Движущей силой нового общества был Виктор Шкловский, часто навещавший Бриков. Ровесник Маяковского, он учился в Петербургском университете и считался вундеркиндом. Уже в 1914 году он привлек к себе внимание брошюрой «Воскрешение слова», в которой подвергал нападкам устаревающие теории о том, что литература может отражать либо жизнь (реализм), либо высшую реальность (символизм). Шкловский же утверждал, что объектом литературного исследования должна быть «литература как таковая», то есть то, что делает литературу литературой: рифма и звуки в поэзии, композиция в прозе и так далее. «Искусство всегда вольно от жизни, и на цвете его никогда не отражался цвет флага над крепостью города», — сформулирует он позднее несколько заостренно свое кредо.
Летом 1914 г. Корней Чуковский завел гостевую книгу, «Чукоккалу», где гости оставляли приветствия в виде стихов, рисунков и пр. Слово, образованное из фамилии и географического названия, придумал Илья Репин, у которого в Куоккале была мастерская. Частый гость Чуковского, Репин оставил в «Чукоккале» множество следов, в частности этот портрет молодого Виктора Шкловского, навестившего Куоккалу в июне 1914 г.
В теоретических рассуждениях Шкловского ощущается влияние идей футуристической поэтики о «самовитом слове», «слове — самоцели». Старые, «изношенные» формы утратили смысл и больше не ощущаются. Требуются новые формы, «произвольные» и «производные» слова. Футуристы создают новые слова из старых корней (Хлебников), «раскалывают его рифмой» (Маяковский) или меняют ударение с помощью стихотворного ритма (Крученых). «Созидаются новые, живые слова, — пишет Шкловский в „Воскрешении слова“. — Древним бриллиантам слов возвращается их былое сверкание. Этот новый язык непонятен, труден, его нельзя читать, как „Биржевку“. Он не похож даже на русский, но мы слишком привыкли ставить понятность непременным требованием поэтическому языку». Теперь, когда различимы новые эстетические течения, путь должны указывать не теоретики, а художники.

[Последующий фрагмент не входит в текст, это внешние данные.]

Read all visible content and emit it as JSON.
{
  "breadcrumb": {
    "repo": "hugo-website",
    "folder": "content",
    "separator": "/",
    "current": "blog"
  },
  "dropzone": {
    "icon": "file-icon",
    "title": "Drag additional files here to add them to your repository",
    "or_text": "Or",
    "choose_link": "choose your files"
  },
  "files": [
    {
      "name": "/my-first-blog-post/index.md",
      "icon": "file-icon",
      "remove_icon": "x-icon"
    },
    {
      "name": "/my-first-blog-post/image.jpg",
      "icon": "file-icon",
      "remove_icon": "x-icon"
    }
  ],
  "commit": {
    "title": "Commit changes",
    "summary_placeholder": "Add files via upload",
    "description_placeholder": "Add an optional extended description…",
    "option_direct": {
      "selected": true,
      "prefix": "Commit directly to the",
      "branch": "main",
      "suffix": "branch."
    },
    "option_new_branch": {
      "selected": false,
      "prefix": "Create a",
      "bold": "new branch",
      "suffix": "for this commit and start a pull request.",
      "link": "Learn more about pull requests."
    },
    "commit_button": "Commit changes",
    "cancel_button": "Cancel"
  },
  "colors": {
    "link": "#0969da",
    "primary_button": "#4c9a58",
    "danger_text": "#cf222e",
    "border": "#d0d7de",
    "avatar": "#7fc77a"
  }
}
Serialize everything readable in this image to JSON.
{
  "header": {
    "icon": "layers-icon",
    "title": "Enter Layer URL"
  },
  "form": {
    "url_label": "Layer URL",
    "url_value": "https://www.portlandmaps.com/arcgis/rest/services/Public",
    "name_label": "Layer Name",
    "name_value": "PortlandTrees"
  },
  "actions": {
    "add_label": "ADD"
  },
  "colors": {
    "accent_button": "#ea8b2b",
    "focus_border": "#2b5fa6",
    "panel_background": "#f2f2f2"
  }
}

Таким художником был Маяковский, и когда вышло «Облако в штанах», Шкловский стал одним из его первых рецензентов. У Маяковского, как пишет он в альманахе «Взял», «улица, прежде лишенная искусства, нашла свое слово, свою форму». Представленный Маяковским новый человек «не сгибается», а «кричит… Рождается новая красота, родится новая драма, на площадях будут играть ее, и трамваи обогнут ее двойным разноидущим поясом цветных огней».
Автором второй рецензии на «Облако» был, как мы видели, Осип, который после встречи с Маяковским стал серьезно увлекаться футуристической поэзией. «Мы любили тогда только стихи, — вспоминала Лили. — Мы были как пьяницы. Я знала все Володины стихи наизусть, а Ося совсем влип в них». Благодаря знакомству со Шкловским Осип вошел в круг молодых филологов и литературоведов, столь же революционно настроенных в своих областях, как футуристы в поэзии, и в августе 1916-го он издал сборник, так поразивший Романа Якобсона, пока он ждал Эльзу, переодевавшуюся для театра.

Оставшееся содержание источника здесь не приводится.